Bills seek to expand disability protections for firefighters

Firefighters would be able to retire with two-thirds pay, tax-free for life, should they be sidelined by an illness


By Katherine Gregg
The Providence Journal

PROVIDENCE, R.I. — Bills that would open the door for local police and firefighters to retire with two-thirds pay, tax-free for life, should they be sidelined by an "illness" were scheduled for a vote by a key House committee on Wednesday that has now been cancelled.

One of the two bills is titled: "Presumption of cardiovascular disability in the line of firefighting duty."

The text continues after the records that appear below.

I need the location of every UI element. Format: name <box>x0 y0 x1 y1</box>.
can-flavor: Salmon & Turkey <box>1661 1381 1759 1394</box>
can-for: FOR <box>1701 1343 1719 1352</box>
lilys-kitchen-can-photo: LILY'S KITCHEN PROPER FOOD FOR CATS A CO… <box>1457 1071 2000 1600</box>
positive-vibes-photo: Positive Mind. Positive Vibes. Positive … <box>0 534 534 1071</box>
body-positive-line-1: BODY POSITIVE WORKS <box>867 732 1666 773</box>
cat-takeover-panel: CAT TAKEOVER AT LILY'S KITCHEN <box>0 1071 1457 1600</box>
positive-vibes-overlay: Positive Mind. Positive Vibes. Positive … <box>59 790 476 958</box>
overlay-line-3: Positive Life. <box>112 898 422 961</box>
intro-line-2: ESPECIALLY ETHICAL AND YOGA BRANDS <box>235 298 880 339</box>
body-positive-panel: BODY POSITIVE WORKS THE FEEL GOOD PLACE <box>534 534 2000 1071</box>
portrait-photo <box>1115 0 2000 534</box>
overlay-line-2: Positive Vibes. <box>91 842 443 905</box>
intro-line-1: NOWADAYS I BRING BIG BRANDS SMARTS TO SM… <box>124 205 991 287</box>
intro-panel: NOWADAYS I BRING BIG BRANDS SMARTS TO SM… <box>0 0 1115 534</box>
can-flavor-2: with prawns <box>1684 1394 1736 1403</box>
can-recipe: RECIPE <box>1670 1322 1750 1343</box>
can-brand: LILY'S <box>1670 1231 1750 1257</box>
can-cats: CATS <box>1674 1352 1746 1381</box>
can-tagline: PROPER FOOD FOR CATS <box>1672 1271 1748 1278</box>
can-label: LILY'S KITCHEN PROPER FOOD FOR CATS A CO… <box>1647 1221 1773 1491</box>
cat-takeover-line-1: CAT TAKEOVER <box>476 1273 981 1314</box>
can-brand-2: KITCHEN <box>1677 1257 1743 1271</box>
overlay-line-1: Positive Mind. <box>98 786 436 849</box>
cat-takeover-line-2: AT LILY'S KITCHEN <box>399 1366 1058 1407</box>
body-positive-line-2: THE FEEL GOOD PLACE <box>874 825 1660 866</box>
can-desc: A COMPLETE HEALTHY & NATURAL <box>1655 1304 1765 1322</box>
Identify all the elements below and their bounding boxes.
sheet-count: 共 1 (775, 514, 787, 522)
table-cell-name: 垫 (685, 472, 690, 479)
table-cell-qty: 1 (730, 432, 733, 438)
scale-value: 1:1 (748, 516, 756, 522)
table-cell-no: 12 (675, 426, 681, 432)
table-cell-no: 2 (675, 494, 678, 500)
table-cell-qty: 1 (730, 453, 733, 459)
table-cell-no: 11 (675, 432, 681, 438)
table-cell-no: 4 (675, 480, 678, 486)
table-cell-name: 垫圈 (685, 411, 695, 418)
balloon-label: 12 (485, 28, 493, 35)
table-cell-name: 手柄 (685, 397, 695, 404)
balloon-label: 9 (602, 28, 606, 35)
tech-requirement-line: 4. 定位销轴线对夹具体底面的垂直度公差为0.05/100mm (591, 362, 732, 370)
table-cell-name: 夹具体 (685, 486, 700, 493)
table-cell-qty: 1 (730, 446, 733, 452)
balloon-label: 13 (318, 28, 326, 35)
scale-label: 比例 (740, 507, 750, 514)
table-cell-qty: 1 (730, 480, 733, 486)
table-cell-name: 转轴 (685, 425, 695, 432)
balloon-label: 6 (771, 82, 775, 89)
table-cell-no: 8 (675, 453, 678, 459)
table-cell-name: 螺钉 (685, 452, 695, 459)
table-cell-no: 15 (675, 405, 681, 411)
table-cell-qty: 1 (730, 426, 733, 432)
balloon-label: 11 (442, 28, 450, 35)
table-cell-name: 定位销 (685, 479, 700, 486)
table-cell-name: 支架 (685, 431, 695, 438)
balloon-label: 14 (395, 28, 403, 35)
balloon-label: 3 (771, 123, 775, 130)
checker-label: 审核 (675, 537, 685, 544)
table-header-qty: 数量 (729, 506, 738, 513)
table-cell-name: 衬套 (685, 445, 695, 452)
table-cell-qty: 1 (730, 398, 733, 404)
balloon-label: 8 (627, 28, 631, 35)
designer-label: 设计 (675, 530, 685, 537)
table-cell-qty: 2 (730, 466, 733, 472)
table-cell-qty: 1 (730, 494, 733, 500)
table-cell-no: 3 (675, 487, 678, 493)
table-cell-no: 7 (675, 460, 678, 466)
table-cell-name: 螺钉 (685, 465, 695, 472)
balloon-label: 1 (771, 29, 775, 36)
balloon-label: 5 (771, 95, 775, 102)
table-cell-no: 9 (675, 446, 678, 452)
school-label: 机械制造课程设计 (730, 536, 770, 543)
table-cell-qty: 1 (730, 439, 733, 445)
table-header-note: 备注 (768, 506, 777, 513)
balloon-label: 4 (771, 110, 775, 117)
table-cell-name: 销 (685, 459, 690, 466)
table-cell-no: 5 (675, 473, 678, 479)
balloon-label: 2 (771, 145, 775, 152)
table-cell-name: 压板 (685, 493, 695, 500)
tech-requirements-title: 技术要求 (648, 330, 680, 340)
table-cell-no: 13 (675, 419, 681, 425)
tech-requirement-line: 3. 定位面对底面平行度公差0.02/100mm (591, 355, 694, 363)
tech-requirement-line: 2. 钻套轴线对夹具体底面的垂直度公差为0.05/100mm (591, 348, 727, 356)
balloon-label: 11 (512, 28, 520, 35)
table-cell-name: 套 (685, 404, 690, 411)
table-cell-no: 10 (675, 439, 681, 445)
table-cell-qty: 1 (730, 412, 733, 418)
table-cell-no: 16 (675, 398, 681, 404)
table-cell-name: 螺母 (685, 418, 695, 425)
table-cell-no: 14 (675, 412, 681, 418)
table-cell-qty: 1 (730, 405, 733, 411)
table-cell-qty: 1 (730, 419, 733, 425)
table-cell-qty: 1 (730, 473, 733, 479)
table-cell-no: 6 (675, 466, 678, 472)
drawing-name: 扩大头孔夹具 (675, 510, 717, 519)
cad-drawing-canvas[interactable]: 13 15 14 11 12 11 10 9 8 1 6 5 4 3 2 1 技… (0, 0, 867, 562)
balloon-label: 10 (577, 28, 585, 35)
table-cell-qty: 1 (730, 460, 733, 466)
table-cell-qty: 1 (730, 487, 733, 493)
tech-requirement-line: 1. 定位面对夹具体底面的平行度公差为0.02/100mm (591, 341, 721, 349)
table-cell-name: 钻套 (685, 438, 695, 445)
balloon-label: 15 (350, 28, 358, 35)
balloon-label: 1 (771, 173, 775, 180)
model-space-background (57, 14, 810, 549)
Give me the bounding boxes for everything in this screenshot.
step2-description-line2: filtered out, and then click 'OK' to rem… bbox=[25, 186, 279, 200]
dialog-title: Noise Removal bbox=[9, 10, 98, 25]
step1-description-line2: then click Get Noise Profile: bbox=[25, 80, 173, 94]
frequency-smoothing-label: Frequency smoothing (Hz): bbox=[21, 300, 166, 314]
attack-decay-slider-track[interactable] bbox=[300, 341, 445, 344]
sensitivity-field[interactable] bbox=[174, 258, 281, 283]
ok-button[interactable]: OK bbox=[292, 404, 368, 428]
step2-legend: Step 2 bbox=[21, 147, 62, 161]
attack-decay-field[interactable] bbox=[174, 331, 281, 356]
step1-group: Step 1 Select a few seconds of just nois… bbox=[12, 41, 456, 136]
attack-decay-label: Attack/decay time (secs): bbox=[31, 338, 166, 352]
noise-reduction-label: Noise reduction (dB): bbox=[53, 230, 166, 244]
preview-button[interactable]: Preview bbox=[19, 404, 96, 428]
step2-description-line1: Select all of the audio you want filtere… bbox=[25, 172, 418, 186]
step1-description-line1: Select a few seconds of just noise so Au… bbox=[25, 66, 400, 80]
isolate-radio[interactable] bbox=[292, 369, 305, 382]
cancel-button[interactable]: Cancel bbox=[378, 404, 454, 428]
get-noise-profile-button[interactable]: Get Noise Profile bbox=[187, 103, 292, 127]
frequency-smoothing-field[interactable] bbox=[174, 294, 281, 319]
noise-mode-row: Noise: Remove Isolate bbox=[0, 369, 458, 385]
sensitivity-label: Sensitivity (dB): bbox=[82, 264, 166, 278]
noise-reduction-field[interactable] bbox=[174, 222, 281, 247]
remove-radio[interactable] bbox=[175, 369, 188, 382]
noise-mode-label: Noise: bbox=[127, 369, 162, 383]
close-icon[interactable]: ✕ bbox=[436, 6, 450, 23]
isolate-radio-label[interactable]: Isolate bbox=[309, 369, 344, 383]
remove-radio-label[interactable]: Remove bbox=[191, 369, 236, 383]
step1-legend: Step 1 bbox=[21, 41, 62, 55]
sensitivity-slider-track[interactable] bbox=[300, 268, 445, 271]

It says: "Any firefighter, who is unable to perform their duties in the fire department because of an impairment of health caused by hypertension, stroke or heart disease, is presumed to have suffered an in-the-line-of-duty disability, as a result of the inhalation of noxious fumes or poisonous gases, physically demanding work, traumatic stress, and related factors associated with firefighting."

The only caveat: "that the person benefiting from the presumption had passed a physical examination upon entry into service, which failed to reveal any evidence of the condition." The lead sponsor: Rep. Robert Craven, D-North Kingstown.

The other bill — which would apply to both police officers and firefighters — adds "illness sustained while in the performance of duty" to the definition of accidental disability. The sponsors include four past and present police officers: Rep. Joseph Almeida, D-Providence; Raymond Hull, D-Providence; Robert Jacquard, D-Cranston; and Raymond Johnston Jr., D-Pawtucket.

Proponents from the state's police and fire unions have been lobbying for versions of these disability-pension bills, year after year, for at least two decades, while the Rhode Island League of Cities and Towns fights back.

The decision to cancel Wednesday's scheduled House Labor Committee votes on the bills doesn't necessarily mean they are dead.

House spokesman Larry Berman told The Journal on Monday: "They were posted prematurely. Both bills were on a preliminary list for possible posting and then [were] posted in error. Those two bills are still being reviewed."

Paul Valletta Jr., the lobbyist for the R.I. Firefighters Association, signed up to testify in favor of both bills, each of which evoke the stress and exposure to health hazards that firefighters face when they go out on a call. Tony Capezza, the lobbyist for the International Brotherhood of Police Officers, also signed up to testify at the April 6 House Labor Committee hearing.

But Brian Daniels, the new executive director of the Rhode Island League of Cities and Towns, raised vociferous objections as his predecessor, Daniel Beardsley, did before him.

Among the arguments he made in his written testimony: "Heart disease is the leading cause of death in the United States, demonstrating how prevalent it is in the population ... [and] heart disease is attributable to numerous causes, including diet, exercise, smoking, family history and numerous others.

"Given the prevalence of heart disease in the nation, it is not a valid presumption that any heart disease among firefighters is necessarily work-related. For example, a firefighter could join at the age of 22 after passing an exam in peak physical condition, and then smoke and eat fast food for 20 years before suffering a heart attack.

"The current [process] is deliberately structured to determine whether the injury or condition is work-related. This legislation would remove that important level of oversight and risk an increase in inappropriate and unfounded claims.''

To get an accidental-disability pension now, a police officer or firefighter has to convince three independent doctors and a subcommittee of the state Retirement Board that he or she has been incapacitated by "an injury sustained while in the performance of duty."